Does any other country or group of countries do that - pay into a common pot? Is there another model of this to look at?

And, Gareth, what do you think of mandatory military service? The UK doesn't have that, right? It's like ours, you sign up?

Gareth Williams Comment by Gareth Williams on July 2, 2008 at 5:52am

This has kicked off a heated debate in the office I share here and while we are supposed to be filling in recruits training booklets with tests they have passed, instead we are discusing politics on taxpayers time. So I'll have to stop and return to work soon. The objection I'm getting is that Wales would still need to pay into a UK defence pot for a greater UK army capable of enforcing foreign policy on the world scene and how could such a small nation afford both. Anyone fancy helping me on that score. I gotta admit its a good point. Bastard!
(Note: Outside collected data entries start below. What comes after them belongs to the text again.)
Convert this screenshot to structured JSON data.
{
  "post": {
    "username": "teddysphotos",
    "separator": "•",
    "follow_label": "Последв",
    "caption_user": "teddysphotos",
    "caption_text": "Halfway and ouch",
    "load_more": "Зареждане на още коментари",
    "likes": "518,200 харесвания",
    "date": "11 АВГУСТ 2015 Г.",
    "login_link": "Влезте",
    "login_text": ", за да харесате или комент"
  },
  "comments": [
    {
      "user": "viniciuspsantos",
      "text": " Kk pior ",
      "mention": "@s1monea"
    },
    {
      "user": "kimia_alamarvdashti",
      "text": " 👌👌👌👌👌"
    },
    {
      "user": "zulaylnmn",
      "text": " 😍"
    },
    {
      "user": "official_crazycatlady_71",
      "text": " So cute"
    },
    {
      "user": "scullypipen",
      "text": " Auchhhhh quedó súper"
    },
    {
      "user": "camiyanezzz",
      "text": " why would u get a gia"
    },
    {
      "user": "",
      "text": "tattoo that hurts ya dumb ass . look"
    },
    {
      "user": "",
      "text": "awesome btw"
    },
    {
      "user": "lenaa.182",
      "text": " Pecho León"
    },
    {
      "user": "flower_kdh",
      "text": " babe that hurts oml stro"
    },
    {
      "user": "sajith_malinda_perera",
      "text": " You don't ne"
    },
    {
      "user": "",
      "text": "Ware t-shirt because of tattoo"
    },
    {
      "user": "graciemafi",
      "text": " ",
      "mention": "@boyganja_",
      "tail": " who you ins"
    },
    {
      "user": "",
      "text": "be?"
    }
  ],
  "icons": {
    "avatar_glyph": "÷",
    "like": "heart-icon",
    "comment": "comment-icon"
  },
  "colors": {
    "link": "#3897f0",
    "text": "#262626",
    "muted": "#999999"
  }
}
Gareth Williams Comment by Gareth Williams on July 2, 2008 at 5:25am

So in fact what you'd have is a lot of old boys like me, saves me from becoming a driving instructor in Llandudno!!!!! So its purely selfish all this quest for independence


Comment by Gareth Williams 1 day ago

Economically very viable within a world economy, militarily linked to UK defence forces. We'd still end up paying a lot of our money into the UK and Europe pot though but possibly much less than we are now. The downside is that we would obviouly be getting less back from London, but possibly just as much out of Brussels, depending on how much we go for the European thing. Active Welsh politics tends to be liberal, so I guess we'd be very similar to Ireland, but their Roman Conservatism swings them right in a lot of things. We are less incumbered by the religion thing, pretty non conformist. By nature we tend to be capitalistic in lots of ways, but socially minded with it. Rural Wales is immensely small business orientated.
From my own defence and military strategy viewpoint, someone asked a Plaid Cymru ardent independent republican the question 'so how many aircraft carriers would Wales need?' Which was a good one and it stopped her dead in her tracks.
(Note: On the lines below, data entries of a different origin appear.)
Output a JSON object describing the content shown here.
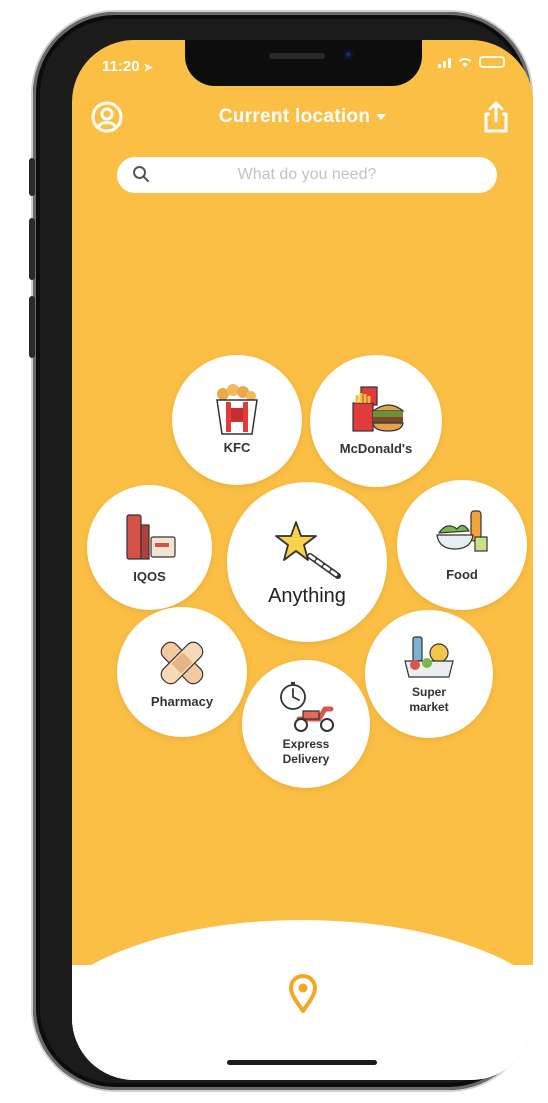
{
  "status_bar": {
    "time": "11:20"
  },
  "header": {
    "location_label": "Current location"
  },
  "search": {
    "placeholder": "What do you need?"
  },
  "categories": {
    "kfc": "KFC",
    "mcdonalds": "McDonald's",
    "iqos": "IQOS",
    "anything": "Anything",
    "food": "Food",
    "pharmacy": "Pharmacy",
    "supermarket_line1": "Super",
    "supermarket_line2": "market",
    "express_line1": "Express",
    "express_line2": "Delivery"
  },
  "icons": [
    "profile-icon",
    "share-icon",
    "search-icon",
    "location-pin-icon",
    "magic-wand-icon"
  ],
  "colors": {
    "background": "#fbbf45",
    "accent": "#f5a623",
    "bubble": "#ffffff"
  }
}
The answer is of course none! Why would we? For purely coastal defence, contraband enforcment stuff, two or three small to medium sized craft with a section of 10 to 12 Marine type troops would suffice, like the US coastguard. If we committed to something big we'd have to jump on board a big ally's.

The Irish and Swiss Forces are an excellent cost effective template. Tailored to our needs and committments. The Irish were committed to Afghanistan when I was last there and they came under the Canadians. Token show, 20 guys if I recall rightly, providing communications and forward observation teams to the Canadian Brigade battle group.
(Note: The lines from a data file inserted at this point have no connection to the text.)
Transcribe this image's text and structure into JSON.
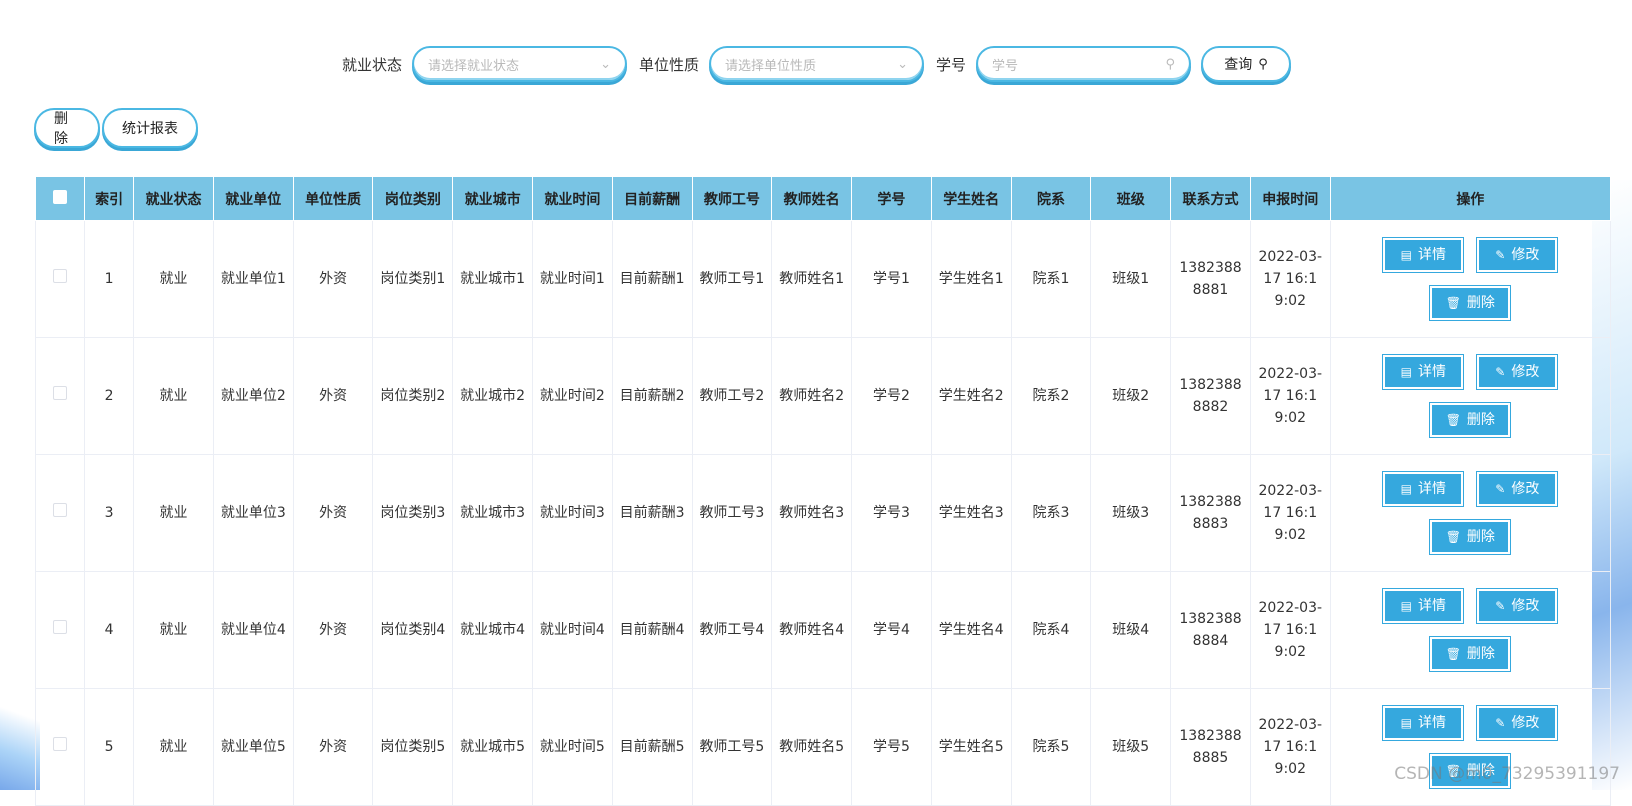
{
  "search": {
    "status_label": "就业状态",
    "status_placeholder": "请选择就业状态",
    "nature_label": "单位性质",
    "nature_placeholder": "请选择单位性质",
    "student_no_label": "学号",
    "student_no_placeholder": "学号",
    "query_label": "查询"
  },
  "toolbar": {
    "delete_label": "删除",
    "report_label": "统计报表"
  },
  "table": {
    "columns": [
      "索引",
      "就业状态",
      "就业单位",
      "单位性质",
      "岗位类别",
      "就业城市",
      "就业时间",
      "目前薪酬",
      "教师工号",
      "教师姓名",
      "学号",
      "学生姓名",
      "院系",
      "班级",
      "联系方式",
      "申报时间",
      "操作"
    ],
    "rows": [
      {
        "index": "1",
        "status": "就业",
        "company": "就业单位1",
        "nature": "外资",
        "category": "岗位类别1",
        "city": "就业城市1",
        "time": "就业时间1",
        "salary": "目前薪酬1",
        "teacher_no": "教师工号1",
        "teacher_name": "教师姓名1",
        "student_no": "学号1",
        "student_name": "学生姓名1",
        "dept": "院系1",
        "class": "班级1",
        "phone": "13823888881",
        "date": "2022-03-17 16:19:02"
      },
      {
        "index": "2",
        "status": "就业",
        "company": "就业单位2",
        "nature": "外资",
        "category": "岗位类别2",
        "city": "就业城市2",
        "time": "就业时间2",
        "salary": "目前薪酬2",
        "teacher_no": "教师工号2",
        "teacher_name": "教师姓名2",
        "student_no": "学号2",
        "student_name": "学生姓名2",
        "dept": "院系2",
        "class": "班级2",
        "phone": "13823888882",
        "date": "2022-03-17 16:19:02"
      },
      {
        "index": "3",
        "status": "就业",
        "company": "就业单位3",
        "nature": "外资",
        "category": "岗位类别3",
        "city": "就业城市3",
        "time": "就业时间3",
        "salary": "目前薪酬3",
        "teacher_no": "教师工号3",
        "teacher_name": "教师姓名3",
        "student_no": "学号3",
        "student_name": "学生姓名3",
        "dept": "院系3",
        "class": "班级3",
        "phone": "13823888883",
        "date": "2022-03-17 16:19:02"
      },
      {
        "index": "4",
        "status": "就业",
        "company": "就业单位4",
        "nature": "外资",
        "category": "岗位类别4",
        "city": "就业城市4",
        "time": "就业时间4",
        "salary": "目前薪酬4",
        "teacher_no": "教师工号4",
        "teacher_name": "教师姓名4",
        "student_no": "学号4",
        "student_name": "学生姓名4",
        "dept": "院系4",
        "class": "班级4",
        "phone": "13823888884",
        "date": "2022-03-17 16:19:02"
      },
      {
        "index": "5",
        "status": "就业",
        "company": "就业单位5",
        "nature": "外资",
        "category": "岗位类别5",
        "city": "就业城市5",
        "time": "就业时间5",
        "salary": "目前薪酬5",
        "teacher_no": "教师工号5",
        "teacher_name": "教师姓名5",
        "student_no": "学号5",
        "student_name": "学生姓名5",
        "dept": "院系5",
        "class": "班级5",
        "phone": "13823888885",
        "date": "2022-03-17 16:19:02"
      }
    ],
    "row_actions": {
      "detail": "详情",
      "edit": "修改",
      "delete": "删除"
    }
  },
  "icons": {
    "dropdown": "chevron-down-icon",
    "search": "search-icon",
    "detail": "document-icon",
    "edit": "edit-icon",
    "delete": "trash-icon"
  },
  "colors": {
    "accent": "#35a8de",
    "header_bg": "#79c4e4",
    "pill_border": "#4bb8e3"
  },
  "watermark": "CSDN @m0_73295391197"
}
Ireland were not in Iraq as far as I am aware. They decided that party was too hot to get into, I might be wrong here, and I'll check later on google.

But my point is this, hopefully, the Welsh people as a one would have greater say upon which parties to send her boys to (please dont berrate me for referring to these hideous things as 'parties', soldiers blackness and my perogative. etc etc)

Air mobility loaded towards heli force, no real need for fast jet capability unless we England starts up again on the Imperialist road!!!

Ground forces, mechanised (a dozen or so apc's with med range cannon capability) infantry with small to medium in'house artillery capability as its fire support. A hard core of three thousand or so regulars with at least ten to twelve thousand regular reservists, thats teeth and support arms included, air, sea and ground. Regulars would be geared to train reservists weekend exercises and two week battle camp.

No ban or anything silly on service in the greater UK forces, in fact encouraged.

You'd have a fairly aged regular hardcore then, but highly experienced, making the part time citizen army immensely well trained.

Steve Pruett Comment by Steve Pruett 1 day ago

Wales would need an economy that can sustain its people;does it have a strong enough one,and,can it's military sufficiently protect it,or is that not really an issue?

Lidia Ziolkowski Comment by Lidia Ziolkowski on July 1, 2008 at 5:29pm

Yep--I support it and Wales should be independant of the Crown! If Scotland can have their way and Parliament, so should Wales!